A desire for heightened enlightenment is often what attracts people to the martial arts. While it is true that students usually join a martial arts school to become physically fit or to be able to defend themselves, they often want something more than that as well. They want to bring some dignity and honor back into their lives, and they believe the martial arts offer such qualities. And they are right. The martial arts do offer these things, provided the instructors retain a respect for tradition and do not restrict their teaching to only fighting techniques.

The martial aspect of the martial arts pertains to fighting and violence, while the art aspect pertains to peace and calm. The two aspects combine to form the “way,” a separate aspect that unites the martial and the art, so the violence may be controlled. Boxing is a method of fighting but there is no art, and no “way,” so there is no control over the violence. Boxers live for the violence, it becomes a major part of their lives, and many lack any control of it. The same holds true for wrestling and modern mixed martial arts. In the classical, traditional martial arts, the “way” develops morality and a sense of inner being that allows practitioners to control their own violence and the violence of others around them. Without the way, there is no control over violence.

Conclusions

The differences between martial art skills and combat skills may be compared to the differences between listening to a band from a recording using headphones and listening to a band in a live concert.

When listening to the band while sitting in your recliner and using headphones, all extraneous sounds are blocked and you hear the nuisances of the music. You hear picks scraping the strings of a guitar and you hear the fingernails of the pianist tapping on the keys. You may appreciate the music and appreciate how well the musicians perform. You hear the music of the band in its purest form, but only after it has been modified by numerous sound technicians. After listening to the music, you feel satisfied and, if you want to feel satisfied again, you just put on the headphones and play the music again.

When listening to the band in concert, you are immersed in the music. You not only hear the sound, you feel the sound over your entire body. You are jostled by the crowd; you hear them and feel their emotions. You in the action, experiencing the music of the band in its rawest form. You hear all the mistakes and off-key notes, but you can "feel" the music. After a concert, you feel alive and fulfilled, but the only way to achieve the feeling again is to attend another concert.

Martial arts skills are satisfying, and the satisfaction may be obtained by merely performing the skills. Martial arts seek perfection of movement and, once satisfaction is attained, the movements that lead to the satisfaction may be easily replicated.

Combat skills are fulfilling, but to feel fulfilled, fighters must fight and they usually they must win. Perfection is neither sought nor desired, winning is the goal. Each fight is different and cannot be replicated. One fight may be a good experience, the next bad. Fighters are addicts, they are only satisfied with they get their "fix."

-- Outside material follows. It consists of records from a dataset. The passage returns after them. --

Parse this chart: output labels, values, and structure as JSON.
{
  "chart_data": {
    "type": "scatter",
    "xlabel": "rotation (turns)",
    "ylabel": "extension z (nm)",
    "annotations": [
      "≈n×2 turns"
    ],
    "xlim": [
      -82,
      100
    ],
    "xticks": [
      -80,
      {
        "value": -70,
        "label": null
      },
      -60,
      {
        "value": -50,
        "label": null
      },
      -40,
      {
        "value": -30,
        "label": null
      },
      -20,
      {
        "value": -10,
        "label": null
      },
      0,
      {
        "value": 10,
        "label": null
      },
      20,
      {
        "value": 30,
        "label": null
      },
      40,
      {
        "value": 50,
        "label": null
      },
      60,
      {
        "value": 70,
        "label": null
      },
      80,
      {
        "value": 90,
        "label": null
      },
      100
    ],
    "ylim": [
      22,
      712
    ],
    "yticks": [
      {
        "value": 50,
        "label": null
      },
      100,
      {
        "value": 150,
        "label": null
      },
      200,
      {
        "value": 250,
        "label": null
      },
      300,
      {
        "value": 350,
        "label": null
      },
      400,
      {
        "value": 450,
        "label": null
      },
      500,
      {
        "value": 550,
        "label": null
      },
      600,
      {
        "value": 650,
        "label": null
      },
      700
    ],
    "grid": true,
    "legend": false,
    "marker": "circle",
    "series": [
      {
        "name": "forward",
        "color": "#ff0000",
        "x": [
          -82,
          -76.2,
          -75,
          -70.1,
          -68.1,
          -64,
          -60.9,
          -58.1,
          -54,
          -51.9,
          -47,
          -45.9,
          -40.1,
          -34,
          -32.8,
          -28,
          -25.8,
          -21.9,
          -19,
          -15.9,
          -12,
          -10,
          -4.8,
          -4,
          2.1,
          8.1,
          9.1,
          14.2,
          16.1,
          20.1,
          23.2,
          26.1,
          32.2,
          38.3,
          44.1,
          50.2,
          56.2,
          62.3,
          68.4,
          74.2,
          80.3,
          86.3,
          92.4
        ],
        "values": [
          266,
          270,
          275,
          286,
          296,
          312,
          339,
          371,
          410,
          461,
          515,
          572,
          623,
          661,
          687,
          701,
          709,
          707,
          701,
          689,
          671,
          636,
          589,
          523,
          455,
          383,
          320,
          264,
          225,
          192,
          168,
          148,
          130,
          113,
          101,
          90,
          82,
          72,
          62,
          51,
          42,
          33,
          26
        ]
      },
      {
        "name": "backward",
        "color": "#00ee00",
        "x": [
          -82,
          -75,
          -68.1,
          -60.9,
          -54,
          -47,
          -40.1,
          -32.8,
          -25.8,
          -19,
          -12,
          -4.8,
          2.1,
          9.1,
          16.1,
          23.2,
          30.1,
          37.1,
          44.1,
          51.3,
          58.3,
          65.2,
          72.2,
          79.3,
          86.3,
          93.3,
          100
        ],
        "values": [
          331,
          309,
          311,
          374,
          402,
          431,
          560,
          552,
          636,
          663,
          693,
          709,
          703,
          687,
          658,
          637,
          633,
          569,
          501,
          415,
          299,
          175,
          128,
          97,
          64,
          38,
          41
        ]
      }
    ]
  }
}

A martial art is a way of life that may be used for self-defense. Easily 95% of the people in the United States will never be in a situation where they are forced to defend themselves, so, if they spend their entire lives training to use their martial arts in a fight, they will be wasting their time. However, if they spend their entire lives training in their martial arts to improve their lives, then all the work will be worth it, even if they never need to defend themselves. People who train in a martial art to fight are disappointed if they do not get to fight. People who train in the "way" or the "do" of a martial art are disappointed when they must fight.

Martial arts are not something one does occasionally for self-defense or to improve physical fitness, rather, they are a way of living one’s life in a way that enriches its enjoyment. This is the true secret of the martial arts.